Find Us On Social Media :

Menyambut Sejarah Jakarta: Ternyata Begini Menonton Bioskop Di Jakarta Tempo Doeloe

By Moh. Habib Asyhad, Minggu, 9 Juni 2024 | 09:17 WIB

Tanu Trh dalam buku Batavia; Kisah Jakarta Tempo Doeloe bercerita tentang bagaimana asyiknya menonton bioskop di Jakarta tempo doeloe.

Baca Juga: Sejarah Kelam Tenggelamnya Kapal Hindia Belanda yang Pembawa Harta Karun dari Batavia

Serba santai

Suasana dalam bangsal serba santai. Sampai-sampai cara berpakaian para penonton pun santai pula. Lain dengan kaum wanitanya yang, sesuai dengan kebiasaan bersolek serapi mungkin sejauh isi kantong mengizinkan, kaum pria berpakaian seenaknya.

Ada yang mengenakan setelan jas komplet (jas tutup menurut mode zaman itu dan pantalon) lengkap dengan sepatu. Ada yang menimpali jas tutup dengan celana komprang (seperti celana piyama) dan sandal saja.

Malah ada yang mengenakan piyama komplet. Golongan terakhir ini mungkin tidak tahu bahwa piyama hanya khusus untuk tidur atau di rumah saja. Di sebelah sini ada yang ngobrol keras-keras diselingi gelak tawa. Ada pula yang tiba-tiba mengenali seorang teman di kejauhan, lalu berteriak-teriak memanggil namanya sambil melambaikan tangan.

Di sebelah sana tampak orang-orang yang asyik mengunyah kwaci, palamanis atau kacang arab sambil duduk seenaknya. Di sana-sini, terutama anak-anak kecil, ada yang menunggu waktu pertunjukan dengan melipat-lipat kertas acara menjadi panah-panahan.
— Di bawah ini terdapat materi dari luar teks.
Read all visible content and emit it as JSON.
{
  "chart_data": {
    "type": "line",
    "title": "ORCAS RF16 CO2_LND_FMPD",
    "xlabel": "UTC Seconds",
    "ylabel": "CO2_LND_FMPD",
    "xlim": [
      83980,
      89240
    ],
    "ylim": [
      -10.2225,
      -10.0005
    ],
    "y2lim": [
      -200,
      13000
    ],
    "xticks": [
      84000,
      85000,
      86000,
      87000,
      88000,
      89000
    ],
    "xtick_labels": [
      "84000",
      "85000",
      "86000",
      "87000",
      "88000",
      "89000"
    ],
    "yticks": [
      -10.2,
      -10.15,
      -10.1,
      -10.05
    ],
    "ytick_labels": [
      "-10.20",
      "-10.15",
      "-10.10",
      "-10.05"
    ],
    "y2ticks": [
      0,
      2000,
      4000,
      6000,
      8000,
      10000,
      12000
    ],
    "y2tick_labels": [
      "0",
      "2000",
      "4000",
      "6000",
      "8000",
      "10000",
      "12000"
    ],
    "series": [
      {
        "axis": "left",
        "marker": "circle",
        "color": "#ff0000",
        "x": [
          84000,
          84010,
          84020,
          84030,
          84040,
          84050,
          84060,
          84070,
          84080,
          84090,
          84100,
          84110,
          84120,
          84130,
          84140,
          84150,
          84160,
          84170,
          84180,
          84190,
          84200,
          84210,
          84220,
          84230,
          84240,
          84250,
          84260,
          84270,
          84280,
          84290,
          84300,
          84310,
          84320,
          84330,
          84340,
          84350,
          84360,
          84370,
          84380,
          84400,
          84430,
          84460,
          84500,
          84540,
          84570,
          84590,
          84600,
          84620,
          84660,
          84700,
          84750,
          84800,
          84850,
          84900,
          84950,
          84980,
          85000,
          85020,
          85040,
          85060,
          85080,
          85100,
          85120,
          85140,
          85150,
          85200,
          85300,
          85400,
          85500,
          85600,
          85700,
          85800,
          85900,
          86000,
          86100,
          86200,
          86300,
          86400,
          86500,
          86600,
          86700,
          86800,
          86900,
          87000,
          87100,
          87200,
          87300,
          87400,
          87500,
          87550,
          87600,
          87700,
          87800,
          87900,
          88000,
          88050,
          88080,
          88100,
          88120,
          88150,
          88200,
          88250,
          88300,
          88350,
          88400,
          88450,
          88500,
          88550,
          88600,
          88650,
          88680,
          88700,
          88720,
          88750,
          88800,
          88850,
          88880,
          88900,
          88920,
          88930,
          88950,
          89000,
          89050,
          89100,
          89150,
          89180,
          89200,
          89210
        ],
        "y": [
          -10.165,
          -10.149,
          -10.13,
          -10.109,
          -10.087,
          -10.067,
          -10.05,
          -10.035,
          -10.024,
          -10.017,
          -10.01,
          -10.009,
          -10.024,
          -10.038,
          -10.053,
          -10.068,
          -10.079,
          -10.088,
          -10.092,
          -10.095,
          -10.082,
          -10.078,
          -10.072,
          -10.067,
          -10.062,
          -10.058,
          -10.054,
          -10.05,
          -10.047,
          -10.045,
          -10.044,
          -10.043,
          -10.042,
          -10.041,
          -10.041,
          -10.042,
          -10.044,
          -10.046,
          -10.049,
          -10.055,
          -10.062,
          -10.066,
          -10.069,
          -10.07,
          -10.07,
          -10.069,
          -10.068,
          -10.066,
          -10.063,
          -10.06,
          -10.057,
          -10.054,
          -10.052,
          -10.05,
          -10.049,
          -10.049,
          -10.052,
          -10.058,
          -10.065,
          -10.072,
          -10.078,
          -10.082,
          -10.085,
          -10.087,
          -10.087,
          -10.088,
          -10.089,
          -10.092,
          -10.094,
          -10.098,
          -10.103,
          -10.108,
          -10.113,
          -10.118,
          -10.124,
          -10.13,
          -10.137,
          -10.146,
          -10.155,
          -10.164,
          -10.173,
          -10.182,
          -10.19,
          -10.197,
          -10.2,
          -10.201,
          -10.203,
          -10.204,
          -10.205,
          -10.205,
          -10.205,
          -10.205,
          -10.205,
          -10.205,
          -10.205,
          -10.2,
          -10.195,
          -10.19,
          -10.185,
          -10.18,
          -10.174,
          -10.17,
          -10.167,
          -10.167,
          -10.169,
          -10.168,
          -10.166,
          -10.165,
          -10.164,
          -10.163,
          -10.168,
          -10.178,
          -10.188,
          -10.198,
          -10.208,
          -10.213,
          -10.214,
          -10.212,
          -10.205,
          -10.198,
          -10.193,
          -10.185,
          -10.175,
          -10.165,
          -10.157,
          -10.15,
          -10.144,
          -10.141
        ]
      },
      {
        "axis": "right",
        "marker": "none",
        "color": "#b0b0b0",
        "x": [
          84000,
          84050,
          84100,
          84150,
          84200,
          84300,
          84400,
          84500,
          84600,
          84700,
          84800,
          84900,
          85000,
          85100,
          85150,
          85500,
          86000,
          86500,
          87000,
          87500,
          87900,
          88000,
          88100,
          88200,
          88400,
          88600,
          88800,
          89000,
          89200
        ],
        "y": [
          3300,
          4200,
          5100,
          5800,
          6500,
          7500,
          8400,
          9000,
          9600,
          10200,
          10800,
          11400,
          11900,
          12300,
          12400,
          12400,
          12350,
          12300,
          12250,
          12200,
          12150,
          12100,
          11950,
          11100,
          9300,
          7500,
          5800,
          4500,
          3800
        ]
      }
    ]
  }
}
Sebuah orgel listrik yang berbentuk seperti lemari di sudut depan bangsal di bawah layar, mengalunkan lagu-lagu Barat berirama walz, tango, mars dan Iain-lain. Musik itu berusaha membantu penonton mengisi waktu luang sambil menantikan pertunjukan mulai. Para penonton malah asyik dengan kesibukan masing-masing.

Musik orgel tenggelam dalam kebisingan yang memenuhi ruangan, lengkap dengan teriakah para penjaja makanan yang juga merembes masuk ke dalam bangsal.

Panah-panah kertas beterbangan

Sekitar 7-8 menit menjelang jam 7.30 terdengar sebuah bel berbunyi nyaring. Tanda bahwa pertunjukan segera akan dimulai. Para pemain 'orkes mini' yang sebelumnya main di luar gedung, beriringan masuk ke bangsal dan mengambil tempat duduk di kursi-kursi deretan depan yang tersedia bagi mereka.

Tugas mereka sekarang berubah: di luar untuk menarik perhatian khalayak, di dalam sebagai pengiring adegan film yang sebentar lagi akan terbentang di layar putih. Namun sebelum itu, mereka menghibur penonton dengan beberapa lagu.

Beberapa menit sebelum jam 7.30 bel berdering lagi. Bunyi bel ketiga kali langsung disusul pemadaman lampu-lampu di dalam bangsal. Serentak di atas layar tampak gambar Ratu Wilhelmina yang kontan disambut lagu Wilhelmus oleh orkes mini tadi.